Actor and screenwriter Simon Pegg has called for the wealthiest in society to pay more tax in a bid to tackle inequality.
The Shaun of the Dead star is one of the signatories to an open letter asking millionaires and billionaires to join calls for higher taxes on very wealthy people, and for international reforms to stop tax dodging.
He is one of more than 120 people from eight countries, including British film director Richard Curtis, who signed the letter in what Pegg said "at first glance seems an antithetical move from people lucky enough to have very high paying jobs".
Writing in a column in Thursday’s edition of The Times, Pegg said he did not hesitate when asked to sign the letter.
He said: "Inequality is not inevitable, it’s a policy choice."

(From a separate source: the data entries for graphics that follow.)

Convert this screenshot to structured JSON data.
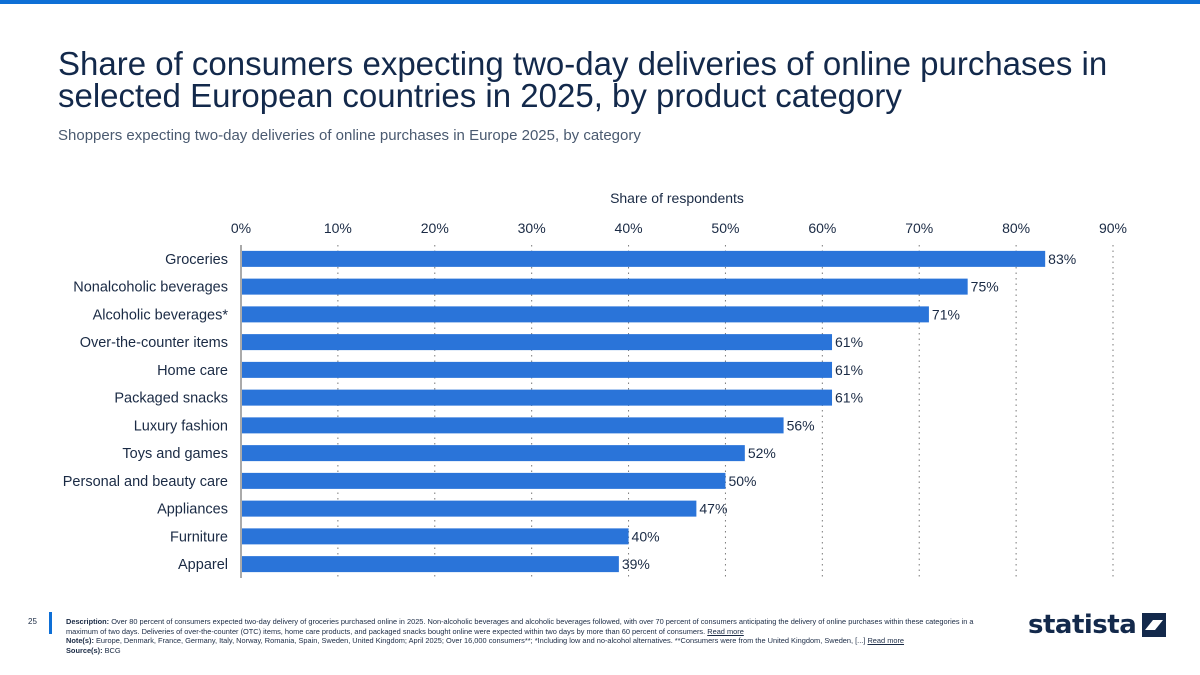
{
  "page": {
    "title": "Share of consumers expecting two-day deliveries of online purchases in selected European countries in 2025, by product category",
    "subtitle": "Shoppers expecting two-day deliveries of online purchases in Europe 2025, by category",
    "page_number": "25"
  },
  "footer": {
    "description_label": "Description:",
    "description_text": "Over 80 percent of consumers expected two-day delivery of groceries purchased online in 2025. Non-alcoholic beverages and alcoholic beverages followed, with over 70 percent of consumers anticipating the delivery of online purchases within these categories in a maximum of two days. Deliveries of over-the-counter (OTC) items, home care products, and packaged snacks bought online were expected within two days by more than 60 percent of consumers.",
    "read_more": "Read more",
    "notes_label": "Note(s):",
    "notes_text": "Europe, Denmark, France, Germany, Italy, Norway, Romania, Spain, Sweden, United Kingdom; April 2025; Over 16,000 consumers**; *Including low and no-alcohol alternatives.  **Consumers were from the United Kingdom, Sweden, [...]",
    "source_label": "Source(s):",
    "source_text": "BCG"
  },
  "logo": {
    "text": "statista"
  },
  "colors": {
    "bar": "#2a74d9",
    "accent": "#0e6fd6",
    "text": "#1a2a44",
    "grid": "#8a8a8a"
  },
  "chart_data": {
    "type": "bar",
    "orientation": "horizontal",
    "xlabel": "Share of respondents",
    "ylabel": "",
    "xlim": [
      0,
      90
    ],
    "ticks": [
      "0%",
      "10%",
      "20%",
      "30%",
      "40%",
      "50%",
      "60%",
      "70%",
      "80%",
      "90%"
    ],
    "grid": true,
    "categories": [
      "Groceries",
      "Nonalcoholic beverages",
      "Alcoholic beverages*",
      "Over-the-counter items",
      "Home care",
      "Packaged snacks",
      "Luxury fashion",
      "Toys and games",
      "Personal and beauty care",
      "Appliances",
      "Furniture",
      "Apparel"
    ],
    "values": [
      83,
      75,
      71,
      61,
      61,
      61,
      56,
      52,
      50,
      47,
      40,
      39
    ],
    "value_labels": [
      "83%",
      "75%",
      "71%",
      "61%",
      "61%",
      "61%",
      "56%",
      "52%",
      "50%",
      "47%",
      "40%",
      "39%"
    ]
  }
}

"It’s the product of governments passing policies that favour the very wealthy at the expense of the less fortunate," he wrote.
Mr Pegg said it was estimated almost half the world’s population was trying to survive on $5.50 (£4.18) a day or less.

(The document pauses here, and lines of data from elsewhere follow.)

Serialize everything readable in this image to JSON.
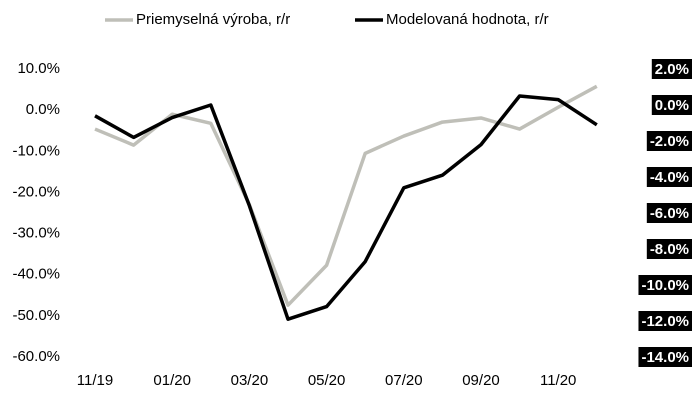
{
  "chart_data": {
    "type": "line",
    "categories": [
      "11/19",
      null,
      "01/20",
      null,
      "03/20",
      null,
      "05/20",
      null,
      "07/20",
      null,
      "09/20",
      null,
      "11/20",
      null
    ],
    "series": [
      {
        "name": "Priemyselná výroba, r/r",
        "color": "#bfbfb8",
        "values": [
          -4.6,
          -8.5,
          -1.0,
          -3.2,
          -23.0,
          -47.4,
          -37.7,
          -10.5,
          -6.3,
          -2.9,
          -1.9,
          -4.6,
          0.7,
          5.8
        ]
      },
      {
        "name": "Modelovaná hodnota, r/r",
        "color": "#000000",
        "axis": "y2",
        "values": [
          -0.6,
          -1.8,
          -0.7,
          0.0,
          -5.6,
          -11.9,
          -11.2,
          -8.7,
          -4.6,
          -3.9,
          -2.2,
          0.5,
          0.3,
          -1.1
        ]
      }
    ],
    "ylim": [
      -60,
      10
    ],
    "yticks": [
      {
        "value": 10,
        "label": "10.0%"
      },
      {
        "value": 0,
        "label": "0.0%"
      },
      {
        "value": -10,
        "label": "-10.0%"
      },
      {
        "value": -20,
        "label": "-20.0%"
      },
      {
        "value": -30,
        "label": "-30.0%"
      },
      {
        "value": -40,
        "label": "-40.0%"
      },
      {
        "value": -50,
        "label": "-50.0%"
      },
      {
        "value": -60,
        "label": "-60.0%"
      }
    ],
    "y2lim": [
      -14,
      2
    ],
    "y2ticks": [
      {
        "value": 2,
        "label": "2.0%"
      },
      {
        "value": 0,
        "label": "0.0%"
      },
      {
        "value": -2,
        "label": "-2.0%"
      },
      {
        "value": -4,
        "label": "-4.0%"
      },
      {
        "value": -6,
        "label": "-6.0%"
      },
      {
        "value": -8,
        "label": "-8.0%"
      },
      {
        "value": -10,
        "label": "-10.0%"
      },
      {
        "value": -12,
        "label": "-12.0%"
      },
      {
        "value": -14,
        "label": "-14.0%"
      }
    ]
  }
}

He said the rate of poverty reduction had halved since 2013, whereas in the past decade the number of billionaires had doubled.

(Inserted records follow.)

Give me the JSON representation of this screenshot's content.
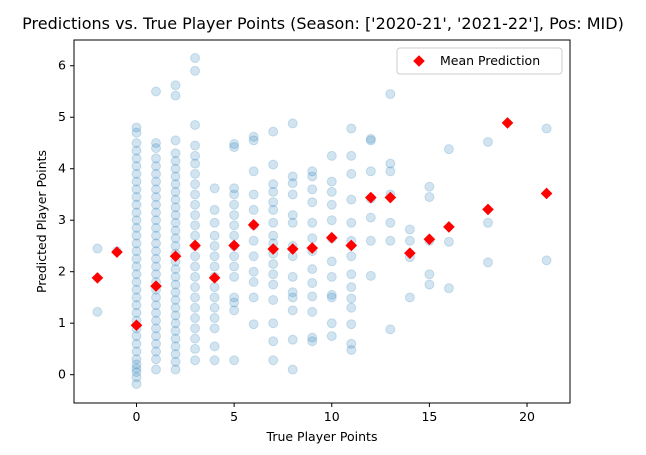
{
  "chart_data": {
    "type": "scatter",
    "title": "Predictions vs. True Player Points (Season: ['2020-21', '2021-22'], Pos: MID)",
    "xlabel": "True Player Points",
    "ylabel": "Predicted Player Points",
    "xlim": [
      -3.2,
      22.2
    ],
    "ylim": [
      -0.55,
      6.5
    ],
    "xticks": [
      0,
      5,
      10,
      15,
      20
    ],
    "yticks": [
      0,
      1,
      2,
      3,
      4,
      5,
      6
    ],
    "grid": false,
    "legend_position": "top-right",
    "series": [
      {
        "name": "",
        "kind": "points",
        "color": "#1f77b4",
        "alpha": 0.2,
        "points": [
          [
            -2,
            2.45
          ],
          [
            -2,
            1.22
          ],
          [
            -1,
            2.4
          ],
          [
            0,
            4.8
          ],
          [
            0,
            4.7
          ],
          [
            0,
            4.5
          ],
          [
            0,
            4.35
          ],
          [
            0,
            4.2
          ],
          [
            0,
            4.05
          ],
          [
            0,
            3.9
          ],
          [
            0,
            3.75
          ],
          [
            0,
            3.6
          ],
          [
            0,
            3.45
          ],
          [
            0,
            3.3
          ],
          [
            0,
            3.15
          ],
          [
            0,
            3.0
          ],
          [
            0,
            2.85
          ],
          [
            0,
            2.7
          ],
          [
            0,
            2.55
          ],
          [
            0,
            2.4
          ],
          [
            0,
            2.25
          ],
          [
            0,
            2.1
          ],
          [
            0,
            1.95
          ],
          [
            0,
            1.8
          ],
          [
            0,
            1.65
          ],
          [
            0,
            1.5
          ],
          [
            0,
            1.35
          ],
          [
            0,
            1.2
          ],
          [
            0,
            1.05
          ],
          [
            0,
            0.9
          ],
          [
            0,
            0.75
          ],
          [
            0,
            0.6
          ],
          [
            0,
            0.45
          ],
          [
            0,
            0.3
          ],
          [
            0,
            0.2
          ],
          [
            0,
            0.05
          ],
          [
            0,
            -0.05
          ],
          [
            0,
            -0.18
          ],
          [
            0,
            0.12
          ],
          [
            1,
            5.5
          ],
          [
            1,
            4.5
          ],
          [
            1,
            4.4
          ],
          [
            1,
            4.2
          ],
          [
            1,
            4.05
          ],
          [
            1,
            3.9
          ],
          [
            1,
            3.75
          ],
          [
            1,
            3.6
          ],
          [
            1,
            3.45
          ],
          [
            1,
            3.3
          ],
          [
            1,
            3.15
          ],
          [
            1,
            3.0
          ],
          [
            1,
            2.85
          ],
          [
            1,
            2.7
          ],
          [
            1,
            2.55
          ],
          [
            1,
            2.4
          ],
          [
            1,
            2.25
          ],
          [
            1,
            2.1
          ],
          [
            1,
            1.95
          ],
          [
            1,
            1.8
          ],
          [
            1,
            1.65
          ],
          [
            1,
            1.5
          ],
          [
            1,
            1.35
          ],
          [
            1,
            1.2
          ],
          [
            1,
            1.05
          ],
          [
            1,
            0.9
          ],
          [
            1,
            0.75
          ],
          [
            1,
            0.6
          ],
          [
            1,
            0.45
          ],
          [
            1,
            0.3
          ],
          [
            1,
            0.1
          ],
          [
            2,
            5.62
          ],
          [
            2,
            5.42
          ],
          [
            2,
            4.55
          ],
          [
            2,
            4.3
          ],
          [
            2,
            4.15
          ],
          [
            2,
            4.0
          ],
          [
            2,
            3.85
          ],
          [
            2,
            3.7
          ],
          [
            2,
            3.55
          ],
          [
            2,
            3.4
          ],
          [
            2,
            3.25
          ],
          [
            2,
            3.1
          ],
          [
            2,
            2.95
          ],
          [
            2,
            2.8
          ],
          [
            2,
            2.65
          ],
          [
            2,
            2.5
          ],
          [
            2,
            2.35
          ],
          [
            2,
            2.2
          ],
          [
            2,
            2.05
          ],
          [
            2,
            1.9
          ],
          [
            2,
            1.75
          ],
          [
            2,
            1.6
          ],
          [
            2,
            1.45
          ],
          [
            2,
            1.3
          ],
          [
            2,
            1.15
          ],
          [
            2,
            1.0
          ],
          [
            2,
            0.85
          ],
          [
            2,
            0.7
          ],
          [
            2,
            0.55
          ],
          [
            2,
            0.4
          ],
          [
            2,
            0.25
          ],
          [
            2,
            0.1
          ],
          [
            3,
            6.15
          ],
          [
            3,
            5.9
          ],
          [
            3,
            4.85
          ],
          [
            3,
            4.45
          ],
          [
            3,
            4.25
          ],
          [
            3,
            4.1
          ],
          [
            3,
            3.9
          ],
          [
            3,
            3.7
          ],
          [
            3,
            3.5
          ],
          [
            3,
            3.3
          ],
          [
            3,
            3.1
          ],
          [
            3,
            2.9
          ],
          [
            3,
            2.7
          ],
          [
            3,
            2.5
          ],
          [
            3,
            2.3
          ],
          [
            3,
            2.1
          ],
          [
            3,
            1.9
          ],
          [
            3,
            1.7
          ],
          [
            3,
            1.5
          ],
          [
            3,
            1.3
          ],
          [
            3,
            1.1
          ],
          [
            3,
            0.9
          ],
          [
            3,
            0.7
          ],
          [
            3,
            0.5
          ],
          [
            3,
            0.28
          ],
          [
            4,
            3.62
          ],
          [
            4,
            3.2
          ],
          [
            4,
            2.95
          ],
          [
            4,
            2.7
          ],
          [
            4,
            2.5
          ],
          [
            4,
            2.3
          ],
          [
            4,
            2.1
          ],
          [
            4,
            1.9
          ],
          [
            4,
            1.7
          ],
          [
            4,
            1.5
          ],
          [
            4,
            1.3
          ],
          [
            4,
            1.1
          ],
          [
            4,
            0.9
          ],
          [
            4,
            0.55
          ],
          [
            4,
            0.28
          ],
          [
            5,
            4.48
          ],
          [
            5,
            4.42
          ],
          [
            5,
            3.62
          ],
          [
            5,
            3.5
          ],
          [
            5,
            3.3
          ],
          [
            5,
            3.1
          ],
          [
            5,
            2.9
          ],
          [
            5,
            2.7
          ],
          [
            5,
            2.5
          ],
          [
            5,
            2.3
          ],
          [
            5,
            2.1
          ],
          [
            5,
            1.9
          ],
          [
            5,
            1.5
          ],
          [
            5,
            1.4
          ],
          [
            5,
            1.25
          ],
          [
            5,
            0.28
          ],
          [
            6,
            4.62
          ],
          [
            6,
            4.55
          ],
          [
            6,
            3.95
          ],
          [
            6,
            3.5
          ],
          [
            6,
            3.2
          ],
          [
            6,
            2.9
          ],
          [
            6,
            2.6
          ],
          [
            6,
            2.3
          ],
          [
            6,
            2.0
          ],
          [
            6,
            1.8
          ],
          [
            6,
            1.5
          ],
          [
            6,
            0.98
          ],
          [
            7,
            4.72
          ],
          [
            7,
            4.08
          ],
          [
            7,
            3.7
          ],
          [
            7,
            3.55
          ],
          [
            7,
            3.35
          ],
          [
            7,
            3.2
          ],
          [
            7,
            2.95
          ],
          [
            7,
            2.7
          ],
          [
            7,
            2.55
          ],
          [
            7,
            2.35
          ],
          [
            7,
            2.15
          ],
          [
            7,
            1.95
          ],
          [
            7,
            1.75
          ],
          [
            7,
            1.45
          ],
          [
            7,
            1.0
          ],
          [
            7,
            0.65
          ],
          [
            7,
            0.28
          ],
          [
            8,
            4.88
          ],
          [
            8,
            3.85
          ],
          [
            8,
            3.72
          ],
          [
            8,
            3.5
          ],
          [
            8,
            3.1
          ],
          [
            8,
            2.95
          ],
          [
            8,
            2.5
          ],
          [
            8,
            2.3
          ],
          [
            8,
            1.9
          ],
          [
            8,
            1.6
          ],
          [
            8,
            1.5
          ],
          [
            8,
            1.25
          ],
          [
            8,
            0.68
          ],
          [
            8,
            0.1
          ],
          [
            9,
            3.95
          ],
          [
            9,
            3.85
          ],
          [
            9,
            3.6
          ],
          [
            9,
            3.35
          ],
          [
            9,
            2.95
          ],
          [
            9,
            2.65
          ],
          [
            9,
            2.4
          ],
          [
            9,
            2.05
          ],
          [
            9,
            1.78
          ],
          [
            9,
            1.52
          ],
          [
            9,
            1.22
          ],
          [
            9,
            0.72
          ],
          [
            9,
            0.65
          ],
          [
            10,
            4.25
          ],
          [
            10,
            3.75
          ],
          [
            10,
            3.55
          ],
          [
            10,
            3.3
          ],
          [
            10,
            3.0
          ],
          [
            10,
            2.65
          ],
          [
            10,
            2.2
          ],
          [
            10,
            1.9
          ],
          [
            10,
            1.55
          ],
          [
            10,
            1.5
          ],
          [
            10,
            1.0
          ],
          [
            10,
            0.75
          ],
          [
            11,
            4.78
          ],
          [
            11,
            4.25
          ],
          [
            11,
            3.9
          ],
          [
            11,
            3.4
          ],
          [
            11,
            2.95
          ],
          [
            11,
            2.6
          ],
          [
            11,
            2.3
          ],
          [
            11,
            1.95
          ],
          [
            11,
            1.7
          ],
          [
            11,
            1.48
          ],
          [
            11,
            1.3
          ],
          [
            11,
            0.98
          ],
          [
            11,
            0.6
          ],
          [
            11,
            0.48
          ],
          [
            12,
            4.58
          ],
          [
            12,
            4.55
          ],
          [
            12,
            3.95
          ],
          [
            12,
            3.42
          ],
          [
            12,
            3.05
          ],
          [
            12,
            2.6
          ],
          [
            12,
            1.92
          ],
          [
            13,
            5.45
          ],
          [
            13,
            4.1
          ],
          [
            13,
            3.95
          ],
          [
            13,
            3.5
          ],
          [
            13,
            2.95
          ],
          [
            13,
            2.6
          ],
          [
            13,
            0.88
          ],
          [
            14,
            2.82
          ],
          [
            14,
            2.6
          ],
          [
            14,
            2.28
          ],
          [
            14,
            1.5
          ],
          [
            15,
            3.65
          ],
          [
            15,
            3.45
          ],
          [
            15,
            2.6
          ],
          [
            15,
            1.95
          ],
          [
            15,
            1.75
          ],
          [
            16,
            4.38
          ],
          [
            16,
            2.58
          ],
          [
            16,
            1.68
          ],
          [
            18,
            4.52
          ],
          [
            18,
            2.95
          ],
          [
            18,
            2.18
          ],
          [
            21,
            4.78
          ],
          [
            21,
            2.22
          ]
        ]
      },
      {
        "name": "Mean Prediction",
        "kind": "mean",
        "color": "#ff0000",
        "x": [
          -2,
          -1,
          0,
          1,
          2,
          3,
          4,
          5,
          6,
          7,
          8,
          9,
          10,
          11,
          12,
          13,
          14,
          15,
          16,
          18,
          19,
          21
        ],
        "values": [
          1.88,
          2.38,
          0.96,
          1.72,
          2.3,
          2.51,
          1.88,
          2.51,
          2.91,
          2.44,
          2.44,
          2.46,
          2.66,
          2.51,
          3.44,
          3.44,
          2.36,
          2.63,
          2.87,
          3.21,
          4.89,
          3.52
        ]
      }
    ]
  }
}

Mr Pegg said inequality was the driving force behind both societal breakdown and the "climate crisis we face".
"Fixing this broken economy might feel too complex to many world leaders, so let the millionaires help get you started. Tax them. Tax them more and do it now."
Pegg added that as members of the higher pay bracket, he and others enjoyed "more power and privilege than most", and said wealth inequalities entrenched this situation.
He added the "injustice of the global economy" was made worse by tax systems, with loopholes in some countries meaning "a billionaire can legally pay a lower rate of tax than his assistant, and a multinational company can pay less tax than a corner shop".
He said although this might be legal, "it is still wrong".